He should have known something was wrong with him when he couldn't bear anymore to look at the hieratic faces of his predecessors and successors, carved above the Hokage Tower.
Then, Naruto betrayed his village, his hitai-ate, his Hokage - betrayed, really? - and Hiruzen came to know that the web of lies he had kept on telling himself were hiding a maw of darkness. Right now, no suffering was greater than his. Ironically, he found that, for the first time in thirteen years, he was now seeing clearly.
Hiruzen loathed Konohagakure, her pissant civilians, her cowardly shinobi and all those he called his precious "family". They had betrayed him and all that he stood for, spat on the blood he had spilt, on the years he had given, on the love of his children he had forgone. The one time they had been asked to endure and go beyond their pain, the one time they had been tasked with upholding the Will of Fire in their hearts, they had failed. They had betrayed his service, his sacrifices, his ideals. Not that it should have surprised him: they had already proven to be cotton candy when the White Wolf had chosen intangible beliefs over hard gold. This village he loved and protected? He hated it, hated its weakness that corrupted the pure and turned the braves into cowards. He loathed the crimson Hat and the white Robes that weighed him like chains. He loathed the station of Hokage. He loathed himself.
Hiruzen had perverted his duty, twisted his Will of Fire, sacrificed the "King" of the only important game of shogi that matters. Konohagakure had been founded to protect her flocks from the violence of the world, to preserve them from fear and hate and he hadn't even been able to uphold this most fundamental truth. That, more than anything else, hurt the worst.

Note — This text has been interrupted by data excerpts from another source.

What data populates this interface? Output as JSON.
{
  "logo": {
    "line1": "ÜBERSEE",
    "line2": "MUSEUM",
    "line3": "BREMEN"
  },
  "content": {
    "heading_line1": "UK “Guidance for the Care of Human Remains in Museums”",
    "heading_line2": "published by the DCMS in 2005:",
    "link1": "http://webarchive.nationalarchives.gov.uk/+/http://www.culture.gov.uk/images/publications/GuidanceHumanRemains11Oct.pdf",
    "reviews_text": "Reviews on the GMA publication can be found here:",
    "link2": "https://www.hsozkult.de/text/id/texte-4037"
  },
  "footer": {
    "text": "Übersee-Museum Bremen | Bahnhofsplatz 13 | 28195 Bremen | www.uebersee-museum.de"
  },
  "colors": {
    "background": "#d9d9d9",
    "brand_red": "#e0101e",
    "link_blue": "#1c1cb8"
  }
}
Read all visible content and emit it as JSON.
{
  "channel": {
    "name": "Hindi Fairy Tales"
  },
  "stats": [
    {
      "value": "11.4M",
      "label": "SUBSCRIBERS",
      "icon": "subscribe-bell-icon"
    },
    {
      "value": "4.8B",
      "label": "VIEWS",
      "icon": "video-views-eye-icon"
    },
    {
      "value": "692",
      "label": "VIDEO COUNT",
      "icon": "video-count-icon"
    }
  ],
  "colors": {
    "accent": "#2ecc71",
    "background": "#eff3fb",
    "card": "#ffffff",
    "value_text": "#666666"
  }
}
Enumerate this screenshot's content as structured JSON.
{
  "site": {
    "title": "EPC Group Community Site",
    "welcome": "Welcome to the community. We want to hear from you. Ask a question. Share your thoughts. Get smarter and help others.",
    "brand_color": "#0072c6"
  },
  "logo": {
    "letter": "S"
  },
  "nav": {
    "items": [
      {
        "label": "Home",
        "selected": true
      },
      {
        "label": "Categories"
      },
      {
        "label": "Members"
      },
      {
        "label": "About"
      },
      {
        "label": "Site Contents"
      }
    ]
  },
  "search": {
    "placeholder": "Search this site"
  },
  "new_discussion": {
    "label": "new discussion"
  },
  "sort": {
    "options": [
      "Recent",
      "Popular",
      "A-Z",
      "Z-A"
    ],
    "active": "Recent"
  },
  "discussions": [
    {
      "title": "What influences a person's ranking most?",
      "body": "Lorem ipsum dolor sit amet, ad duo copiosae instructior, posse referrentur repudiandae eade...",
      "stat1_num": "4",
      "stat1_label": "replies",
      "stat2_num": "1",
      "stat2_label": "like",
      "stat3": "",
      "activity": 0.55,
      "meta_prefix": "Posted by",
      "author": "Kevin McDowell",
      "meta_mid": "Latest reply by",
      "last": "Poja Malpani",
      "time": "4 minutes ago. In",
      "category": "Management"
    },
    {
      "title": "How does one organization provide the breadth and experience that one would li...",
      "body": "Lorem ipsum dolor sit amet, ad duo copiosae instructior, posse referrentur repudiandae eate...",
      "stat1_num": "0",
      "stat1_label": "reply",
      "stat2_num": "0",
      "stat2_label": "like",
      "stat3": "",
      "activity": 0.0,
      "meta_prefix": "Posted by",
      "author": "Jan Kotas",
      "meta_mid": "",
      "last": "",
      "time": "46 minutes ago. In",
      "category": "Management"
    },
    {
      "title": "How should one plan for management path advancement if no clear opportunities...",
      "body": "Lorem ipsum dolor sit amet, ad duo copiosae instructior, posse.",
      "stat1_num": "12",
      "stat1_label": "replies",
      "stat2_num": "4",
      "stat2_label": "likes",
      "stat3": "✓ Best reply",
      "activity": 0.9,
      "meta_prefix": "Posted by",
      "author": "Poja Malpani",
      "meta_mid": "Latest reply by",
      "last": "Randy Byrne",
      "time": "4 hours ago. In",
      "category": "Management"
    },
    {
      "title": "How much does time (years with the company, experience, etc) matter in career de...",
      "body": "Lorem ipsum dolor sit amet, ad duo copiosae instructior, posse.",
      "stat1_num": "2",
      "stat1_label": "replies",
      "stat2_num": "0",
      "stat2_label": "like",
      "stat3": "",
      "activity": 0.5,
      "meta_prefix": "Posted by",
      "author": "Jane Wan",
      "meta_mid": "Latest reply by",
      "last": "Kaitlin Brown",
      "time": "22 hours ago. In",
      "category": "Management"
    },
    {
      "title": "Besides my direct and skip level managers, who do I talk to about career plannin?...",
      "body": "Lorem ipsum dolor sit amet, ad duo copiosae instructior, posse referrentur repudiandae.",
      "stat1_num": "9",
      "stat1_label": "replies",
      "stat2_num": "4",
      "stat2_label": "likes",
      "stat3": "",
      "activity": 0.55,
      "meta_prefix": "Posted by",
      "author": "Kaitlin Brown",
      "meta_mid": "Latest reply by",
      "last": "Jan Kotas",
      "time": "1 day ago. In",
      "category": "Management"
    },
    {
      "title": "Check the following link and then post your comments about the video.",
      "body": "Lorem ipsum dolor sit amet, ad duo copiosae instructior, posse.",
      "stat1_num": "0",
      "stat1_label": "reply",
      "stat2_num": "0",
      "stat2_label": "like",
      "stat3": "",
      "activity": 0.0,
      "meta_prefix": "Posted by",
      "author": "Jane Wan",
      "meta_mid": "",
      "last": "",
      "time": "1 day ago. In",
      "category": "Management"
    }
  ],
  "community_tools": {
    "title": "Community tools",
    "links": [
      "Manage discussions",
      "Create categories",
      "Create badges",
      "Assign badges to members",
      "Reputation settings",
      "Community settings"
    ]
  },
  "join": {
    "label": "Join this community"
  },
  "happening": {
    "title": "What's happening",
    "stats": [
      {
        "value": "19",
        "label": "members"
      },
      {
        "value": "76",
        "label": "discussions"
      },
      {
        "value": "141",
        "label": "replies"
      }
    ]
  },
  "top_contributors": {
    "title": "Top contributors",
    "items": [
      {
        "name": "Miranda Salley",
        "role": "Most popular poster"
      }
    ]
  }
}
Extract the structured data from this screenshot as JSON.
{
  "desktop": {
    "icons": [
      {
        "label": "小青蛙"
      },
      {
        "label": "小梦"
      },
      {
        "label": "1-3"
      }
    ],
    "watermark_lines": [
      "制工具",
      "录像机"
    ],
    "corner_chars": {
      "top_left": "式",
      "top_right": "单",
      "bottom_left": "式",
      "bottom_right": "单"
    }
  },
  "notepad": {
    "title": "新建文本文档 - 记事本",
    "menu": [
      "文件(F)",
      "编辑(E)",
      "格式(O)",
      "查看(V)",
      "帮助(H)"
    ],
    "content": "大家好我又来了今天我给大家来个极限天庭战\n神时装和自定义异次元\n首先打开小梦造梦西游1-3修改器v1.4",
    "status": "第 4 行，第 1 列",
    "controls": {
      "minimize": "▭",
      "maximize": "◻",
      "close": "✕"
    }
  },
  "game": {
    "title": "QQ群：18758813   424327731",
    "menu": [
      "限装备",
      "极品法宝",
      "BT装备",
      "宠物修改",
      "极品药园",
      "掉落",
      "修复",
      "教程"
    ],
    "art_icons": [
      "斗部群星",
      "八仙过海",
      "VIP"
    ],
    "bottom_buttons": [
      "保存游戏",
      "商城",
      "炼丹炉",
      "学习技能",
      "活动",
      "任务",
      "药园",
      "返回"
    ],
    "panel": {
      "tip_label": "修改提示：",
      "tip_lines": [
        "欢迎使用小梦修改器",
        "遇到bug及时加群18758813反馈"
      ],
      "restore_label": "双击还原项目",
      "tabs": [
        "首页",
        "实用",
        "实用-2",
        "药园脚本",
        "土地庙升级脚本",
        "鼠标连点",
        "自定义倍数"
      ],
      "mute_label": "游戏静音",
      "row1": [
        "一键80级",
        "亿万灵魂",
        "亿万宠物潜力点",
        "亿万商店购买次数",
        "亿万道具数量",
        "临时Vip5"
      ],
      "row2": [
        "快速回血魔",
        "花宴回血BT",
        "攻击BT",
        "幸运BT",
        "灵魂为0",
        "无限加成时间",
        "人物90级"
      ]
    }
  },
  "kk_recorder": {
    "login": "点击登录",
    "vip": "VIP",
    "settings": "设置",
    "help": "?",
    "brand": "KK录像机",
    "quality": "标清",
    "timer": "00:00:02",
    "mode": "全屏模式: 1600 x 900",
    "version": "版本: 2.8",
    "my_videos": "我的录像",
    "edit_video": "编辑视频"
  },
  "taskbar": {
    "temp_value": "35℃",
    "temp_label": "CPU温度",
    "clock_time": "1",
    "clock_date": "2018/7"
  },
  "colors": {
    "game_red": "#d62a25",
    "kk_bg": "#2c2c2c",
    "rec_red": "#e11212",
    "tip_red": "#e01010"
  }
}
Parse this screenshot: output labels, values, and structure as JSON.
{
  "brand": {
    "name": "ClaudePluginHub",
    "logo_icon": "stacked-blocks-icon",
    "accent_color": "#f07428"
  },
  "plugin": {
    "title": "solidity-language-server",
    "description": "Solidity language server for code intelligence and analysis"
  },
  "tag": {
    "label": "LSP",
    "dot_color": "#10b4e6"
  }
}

As he looked over the village, at the slate and golden and crimson roofs melding with the jade and glass and teal of the canopy, his back turned on the severe carvings of the Hokage looming above him, their eyes smouldering with reproaches, Hiruzen found the final depth of his misery and it plunged him into a cold, infuriated, maddened frenzy.
He knew Naruto would not be found. The likelihood for such a thing to happen was too close to zero to reasonably entertain it. Jiraiya, as much as Hiruzen trusted him, wasn't as good at intelligence gathering as he liked to believe he was. He had chased after Orochimaru for years, after all, unable to pinpoint any solid hint as to his whereabouts and activities. Most importantly, the last probable sighting of Naruto was in a port city, meaning the boy had taken a boat. Whereto? Only the gods knew now.
However, as he considered the injury levied for all these years by the people who dwelled in the safety of the leafy sanctuary, Hiruzen decided that it had to be paid in full. No, Naruto wouldn't be found but he would be fully compensated, Hiruzen was going to make absolutely sure of that.
"Hound."
The faceless assassin parted from the shadows he was hidden in and kneeled.
"Bring me the head of Danzo Shimura."
Hiruzen would clean the house he had allowed to fall into disarray for so long, ending with himself. Konohagakure would remember her Will of Fire or die trying.
Once, there lived a man named Kakashi Hatake.
The story of Kakashi was one of suffering, as is the life of all those who walk the nindo. Whether Kakashi suffered more or less is up for debate but ultimately irrelevant; all shinobi bore the scars of what they had to endure. Everyone thinks that there's no greater suffering than what they had to live through anyways.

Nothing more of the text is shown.